Journal Mk 3 (all references are from the ESV; changes in punctuation are mine)
Scripture: “Again he (Jesus) entered the synagogue and a man was there with a withered hand.
And they (the Pharisees) watched Jesus to see whether he would heal him on the Sabbath (so they might accuse him).
And (Jesus) said to the man with the withered hand, “Come here.” And he said to (the Pharisees), “Is it lawful on the Sabbath to do good or…. to do harm; to save life, or….to kill?” But they were silent.
And (Jesus) looked around at them WITH ANGER, grieved at their hardness of heart, and said to the man: “Stretch out your hand.” He stretched it out and his hand was restored.” Mark 3:1-5
Observation: This is a significant story, like most all the stories of the Gospels are. But what do I think of it? Am I thinking “those dumb Pharisees” or am I thinking “Is that how I react?”

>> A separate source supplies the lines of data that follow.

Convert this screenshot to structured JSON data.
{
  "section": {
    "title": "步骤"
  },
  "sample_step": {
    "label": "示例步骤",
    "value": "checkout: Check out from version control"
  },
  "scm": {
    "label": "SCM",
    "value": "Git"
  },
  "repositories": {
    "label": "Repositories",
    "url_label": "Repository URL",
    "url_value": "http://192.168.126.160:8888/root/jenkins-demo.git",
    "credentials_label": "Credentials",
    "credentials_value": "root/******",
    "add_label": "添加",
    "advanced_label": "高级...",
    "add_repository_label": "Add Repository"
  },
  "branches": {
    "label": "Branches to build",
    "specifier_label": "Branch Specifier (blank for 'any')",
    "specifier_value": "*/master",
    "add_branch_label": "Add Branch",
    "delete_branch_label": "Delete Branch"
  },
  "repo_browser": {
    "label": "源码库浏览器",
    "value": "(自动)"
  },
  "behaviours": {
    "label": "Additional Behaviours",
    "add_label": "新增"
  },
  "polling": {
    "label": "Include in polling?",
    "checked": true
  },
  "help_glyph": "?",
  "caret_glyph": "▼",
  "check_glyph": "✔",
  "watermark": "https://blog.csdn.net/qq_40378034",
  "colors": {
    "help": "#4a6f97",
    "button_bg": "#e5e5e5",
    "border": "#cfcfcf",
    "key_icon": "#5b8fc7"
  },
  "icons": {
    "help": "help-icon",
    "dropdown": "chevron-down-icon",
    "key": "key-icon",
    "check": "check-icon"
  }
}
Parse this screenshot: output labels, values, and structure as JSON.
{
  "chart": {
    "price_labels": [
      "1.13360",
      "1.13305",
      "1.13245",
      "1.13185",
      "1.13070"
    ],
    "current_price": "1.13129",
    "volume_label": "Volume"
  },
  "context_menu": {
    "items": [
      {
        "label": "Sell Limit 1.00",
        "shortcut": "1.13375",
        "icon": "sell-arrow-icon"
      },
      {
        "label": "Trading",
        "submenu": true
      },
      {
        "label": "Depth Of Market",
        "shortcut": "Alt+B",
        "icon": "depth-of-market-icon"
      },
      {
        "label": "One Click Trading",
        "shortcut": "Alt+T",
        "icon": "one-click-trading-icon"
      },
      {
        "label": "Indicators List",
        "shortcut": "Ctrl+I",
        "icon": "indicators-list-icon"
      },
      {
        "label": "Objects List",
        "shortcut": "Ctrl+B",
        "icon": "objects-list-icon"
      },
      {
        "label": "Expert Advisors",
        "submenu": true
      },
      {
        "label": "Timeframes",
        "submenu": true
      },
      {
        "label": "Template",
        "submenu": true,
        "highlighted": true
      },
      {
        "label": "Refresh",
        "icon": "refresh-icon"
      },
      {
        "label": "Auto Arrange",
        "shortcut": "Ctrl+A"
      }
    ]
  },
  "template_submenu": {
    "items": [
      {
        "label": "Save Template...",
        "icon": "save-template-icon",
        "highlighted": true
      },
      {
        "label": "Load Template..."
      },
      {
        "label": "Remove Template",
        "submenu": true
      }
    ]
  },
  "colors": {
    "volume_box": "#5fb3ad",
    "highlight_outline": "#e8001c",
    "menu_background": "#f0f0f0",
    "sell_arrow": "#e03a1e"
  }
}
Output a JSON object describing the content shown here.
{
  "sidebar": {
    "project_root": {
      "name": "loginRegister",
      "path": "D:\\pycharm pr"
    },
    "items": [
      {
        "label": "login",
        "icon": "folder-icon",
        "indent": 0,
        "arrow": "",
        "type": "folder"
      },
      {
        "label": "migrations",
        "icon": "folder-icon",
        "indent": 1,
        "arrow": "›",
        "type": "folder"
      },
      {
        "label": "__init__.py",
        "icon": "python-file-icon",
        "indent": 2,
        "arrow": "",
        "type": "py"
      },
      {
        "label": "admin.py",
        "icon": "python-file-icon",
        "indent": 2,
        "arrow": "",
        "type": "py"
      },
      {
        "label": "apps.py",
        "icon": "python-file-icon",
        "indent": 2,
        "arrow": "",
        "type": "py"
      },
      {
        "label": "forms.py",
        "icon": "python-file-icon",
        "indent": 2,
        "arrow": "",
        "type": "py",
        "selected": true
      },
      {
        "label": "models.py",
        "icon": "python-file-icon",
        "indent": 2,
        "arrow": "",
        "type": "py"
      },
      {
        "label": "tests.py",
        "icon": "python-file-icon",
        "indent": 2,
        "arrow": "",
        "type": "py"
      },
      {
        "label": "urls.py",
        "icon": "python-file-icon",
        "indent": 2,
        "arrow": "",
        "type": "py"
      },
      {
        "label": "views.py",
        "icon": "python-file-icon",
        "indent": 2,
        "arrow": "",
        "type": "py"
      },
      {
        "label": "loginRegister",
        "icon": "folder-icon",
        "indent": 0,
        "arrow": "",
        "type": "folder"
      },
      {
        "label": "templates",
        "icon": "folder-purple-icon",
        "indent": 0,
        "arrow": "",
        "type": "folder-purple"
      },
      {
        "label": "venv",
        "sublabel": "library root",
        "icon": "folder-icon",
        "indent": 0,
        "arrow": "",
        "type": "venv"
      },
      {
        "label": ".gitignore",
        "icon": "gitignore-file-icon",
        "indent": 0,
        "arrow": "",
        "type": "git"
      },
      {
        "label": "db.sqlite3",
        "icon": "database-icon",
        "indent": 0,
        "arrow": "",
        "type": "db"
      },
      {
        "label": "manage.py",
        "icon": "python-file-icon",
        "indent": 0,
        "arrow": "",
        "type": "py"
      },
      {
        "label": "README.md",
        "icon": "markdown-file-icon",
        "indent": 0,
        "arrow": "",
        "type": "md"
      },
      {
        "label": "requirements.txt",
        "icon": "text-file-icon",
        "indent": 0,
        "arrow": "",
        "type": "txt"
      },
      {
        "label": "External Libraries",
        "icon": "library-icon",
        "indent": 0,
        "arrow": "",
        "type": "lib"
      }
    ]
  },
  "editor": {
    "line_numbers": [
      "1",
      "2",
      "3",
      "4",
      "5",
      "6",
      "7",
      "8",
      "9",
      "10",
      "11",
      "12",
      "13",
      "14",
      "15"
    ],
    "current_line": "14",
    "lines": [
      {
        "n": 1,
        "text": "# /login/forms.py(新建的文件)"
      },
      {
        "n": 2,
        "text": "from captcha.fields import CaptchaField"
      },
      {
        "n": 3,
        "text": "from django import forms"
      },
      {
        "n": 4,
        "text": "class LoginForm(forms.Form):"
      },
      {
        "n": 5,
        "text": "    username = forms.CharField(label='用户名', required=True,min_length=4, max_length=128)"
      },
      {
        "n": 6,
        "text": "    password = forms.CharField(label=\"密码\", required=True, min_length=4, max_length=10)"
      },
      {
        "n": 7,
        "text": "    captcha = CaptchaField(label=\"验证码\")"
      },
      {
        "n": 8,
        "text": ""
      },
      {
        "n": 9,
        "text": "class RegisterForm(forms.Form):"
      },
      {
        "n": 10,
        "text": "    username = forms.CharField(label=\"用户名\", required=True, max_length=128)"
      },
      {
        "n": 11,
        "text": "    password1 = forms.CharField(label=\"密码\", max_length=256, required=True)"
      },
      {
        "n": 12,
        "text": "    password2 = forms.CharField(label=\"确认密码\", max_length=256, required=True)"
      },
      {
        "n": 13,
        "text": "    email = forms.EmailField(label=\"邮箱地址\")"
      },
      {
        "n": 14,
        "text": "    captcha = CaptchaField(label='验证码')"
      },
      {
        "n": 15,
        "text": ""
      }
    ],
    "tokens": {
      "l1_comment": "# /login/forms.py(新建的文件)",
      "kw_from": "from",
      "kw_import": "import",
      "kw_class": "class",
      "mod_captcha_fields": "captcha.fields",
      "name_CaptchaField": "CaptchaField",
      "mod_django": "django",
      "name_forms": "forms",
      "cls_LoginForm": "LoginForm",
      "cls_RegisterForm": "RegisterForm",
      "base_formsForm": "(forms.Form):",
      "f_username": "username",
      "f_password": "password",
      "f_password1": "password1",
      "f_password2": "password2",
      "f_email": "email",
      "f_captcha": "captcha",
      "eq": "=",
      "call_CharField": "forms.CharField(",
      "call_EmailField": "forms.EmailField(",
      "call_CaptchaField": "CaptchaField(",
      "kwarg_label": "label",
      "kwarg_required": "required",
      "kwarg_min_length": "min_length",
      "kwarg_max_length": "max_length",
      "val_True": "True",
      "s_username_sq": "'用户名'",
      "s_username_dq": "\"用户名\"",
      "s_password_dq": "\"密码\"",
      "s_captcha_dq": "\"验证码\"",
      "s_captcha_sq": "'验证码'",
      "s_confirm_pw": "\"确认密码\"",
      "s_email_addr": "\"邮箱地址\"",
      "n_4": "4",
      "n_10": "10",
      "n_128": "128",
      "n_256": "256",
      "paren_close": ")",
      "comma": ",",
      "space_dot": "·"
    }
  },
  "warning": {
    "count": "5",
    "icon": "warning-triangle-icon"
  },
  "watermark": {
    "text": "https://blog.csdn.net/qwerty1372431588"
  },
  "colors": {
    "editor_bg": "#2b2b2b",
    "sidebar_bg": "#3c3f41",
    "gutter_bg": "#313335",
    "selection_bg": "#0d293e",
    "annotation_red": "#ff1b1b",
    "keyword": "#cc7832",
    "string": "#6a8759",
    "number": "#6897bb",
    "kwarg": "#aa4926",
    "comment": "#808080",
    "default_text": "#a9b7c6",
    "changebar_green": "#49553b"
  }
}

Analysis: Most folks don’t like to think of Jesus demonstrating anger—or any “foul” reactions at all. After all, Jesus is “love”, right? That means He is always…. what?
To read the Scriptures is to shift my perception of the nature of the Trinity as appropriate. Because the Triune God is so many things (Communicable and Incommunicable—suggestion: dive into a good systematic theology book this year. Recommended: Bible Doctrine, ed. Wayne Grudem), poor mortal man like I am, I must think about God as He presents himself.
Here, Jesus is schooling the group of Pharisees in what is right and what is wrong. Here, He is Headmaster and Teacher—think about him as a Vocational instructor.
There is a right way and there is a wrong way to do stuff; and a wrong way is to not do anything. As a shop instructor would teach “measure twice, cut once”, so Jesus is teaching, “Are you to do good, or to withhold?” “If you see something that needs fixing (like a lame guy), are you to wonder whether it is ok to do that, or not?
Vocational, as it applies in this posting to myself, is not being a Professional in the since of being a pastor or some such, I am referencing being a vocational disciple.
Being a Christian Disciple is not like having a full-time job (or many part-time jobs). It is not even what I do after my workday is over. It is certainly not what I become on Sundays and Wednesdays.
Being a disciple is learning, training, practicing all those things that the Bible wants me to learn and to be. It can be structured (like in a classroom), or unstructured (like learning woodcraft or fieldcraft).
Maybe Jesus was angry and grieved because of the thought, “Have not learned anything from my Father? Have you cloaked His Word under your hardheartedness and traditions … and failed to respond to my Spirit?”
Writing this to me, the face in my mirror…
Prayer: Lord, if there is one area I am released to be angry about, it is concerning me and my performance. It is about putting into practice that stuff I know and have learned from You? It is getting it out of my head and putting it into exercise.
Learning to be a disciple is multifaceted: I don’t tackle everything you send my way with the same hammer. Sometimes I pound, sometimes I tap, sometimes I must wait to see the image in the stone before proceeding. All the time, I need to pursue being a Trained Disciple.